The new overtime rules are happening. The Final Rule is out and becomes effective December 1, 2016. There is plenty of evidence that the Department of Labor (DOL) listened to its more than 300,000 comments on the proposed legislation. The Department is required to provide employers with at least 60 days to comply. It provided six months and the clock is ticking.
The new minimum salary is $913 a week, $47,476 annually. It is still more than twice the current minimum salary which was set in 2004, yet less than the proposed rule. The DOL established a 40th percentile of weekly earnings of full-time salaried workers as the threshold. Criticism about this formula not taking various regions into consideration may have resulted in the Department applying its formula to the lowest wage Census Region.
The duties test did not change. That is a relief, as many anticipated the DOL adopting more strict and time consuming analysis of positions. The duties test was last changed in 2004.
The minimum rate for highly compensated employees is higher than the proposal. Currently, those considered highly compensated are paid $100,000 annually; the proposed rate was $122,000. This rate went up to $134,004 after current Bureau of Labor Statistics data was used. The DOL used the 90th percentile of earnings for full-time salaried workers nationally to be considered exempt as a highly compensated employee (HCE). The HCE must also receive at least $913 per week on a salary or fee basis.

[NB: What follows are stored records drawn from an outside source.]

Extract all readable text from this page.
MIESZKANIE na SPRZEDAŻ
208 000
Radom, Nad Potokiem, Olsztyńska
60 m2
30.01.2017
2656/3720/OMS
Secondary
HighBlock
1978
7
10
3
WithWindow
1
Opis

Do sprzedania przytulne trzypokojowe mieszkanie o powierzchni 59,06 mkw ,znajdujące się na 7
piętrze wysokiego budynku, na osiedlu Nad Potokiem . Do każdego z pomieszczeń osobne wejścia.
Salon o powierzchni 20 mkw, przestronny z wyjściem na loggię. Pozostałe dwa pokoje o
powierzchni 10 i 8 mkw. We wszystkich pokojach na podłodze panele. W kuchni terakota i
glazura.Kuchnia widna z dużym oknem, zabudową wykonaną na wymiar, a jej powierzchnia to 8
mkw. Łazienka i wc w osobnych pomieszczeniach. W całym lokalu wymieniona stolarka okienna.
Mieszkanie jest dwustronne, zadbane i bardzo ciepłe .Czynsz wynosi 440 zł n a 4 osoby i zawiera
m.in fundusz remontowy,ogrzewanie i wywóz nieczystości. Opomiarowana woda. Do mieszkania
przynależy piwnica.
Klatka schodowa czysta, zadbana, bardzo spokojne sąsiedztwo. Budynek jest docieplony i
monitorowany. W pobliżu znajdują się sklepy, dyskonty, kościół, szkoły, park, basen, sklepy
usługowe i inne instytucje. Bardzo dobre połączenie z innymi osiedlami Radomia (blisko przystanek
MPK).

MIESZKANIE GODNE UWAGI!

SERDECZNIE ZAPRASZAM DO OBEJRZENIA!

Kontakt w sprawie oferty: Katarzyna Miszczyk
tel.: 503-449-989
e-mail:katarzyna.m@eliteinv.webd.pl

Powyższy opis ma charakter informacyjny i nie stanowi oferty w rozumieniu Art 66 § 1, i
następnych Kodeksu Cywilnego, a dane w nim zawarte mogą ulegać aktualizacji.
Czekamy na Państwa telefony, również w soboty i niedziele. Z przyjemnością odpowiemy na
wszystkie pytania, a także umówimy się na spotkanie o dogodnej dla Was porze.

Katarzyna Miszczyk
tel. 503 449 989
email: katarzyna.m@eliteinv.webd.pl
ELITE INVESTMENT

The Department also listened to requests to include nondiscretionary bonuses, commissions and other incentives in the compensation formula. These payments will be included in the salary threshold for the first time. Up to 10% of the salary may be included as long as employees are paid on at least a quarterly basis. The downside is employers are required to pay the withheld 10% whether or not the employee meets their goals and even if the employee leaves the company within the quarter.
Another first is “indexing.” Every three years, the salary threshold will adjust based on the established formulas. The first adjustment will occur on January 1, 2020.
Another indication of the DOL listening to its constituents’ comments is the number of fact sheets and technical guidance documents issued for private employers, non-profit employers and institutions of higher education.
This rule is expected to extend overtime protections to more than 4-million workers.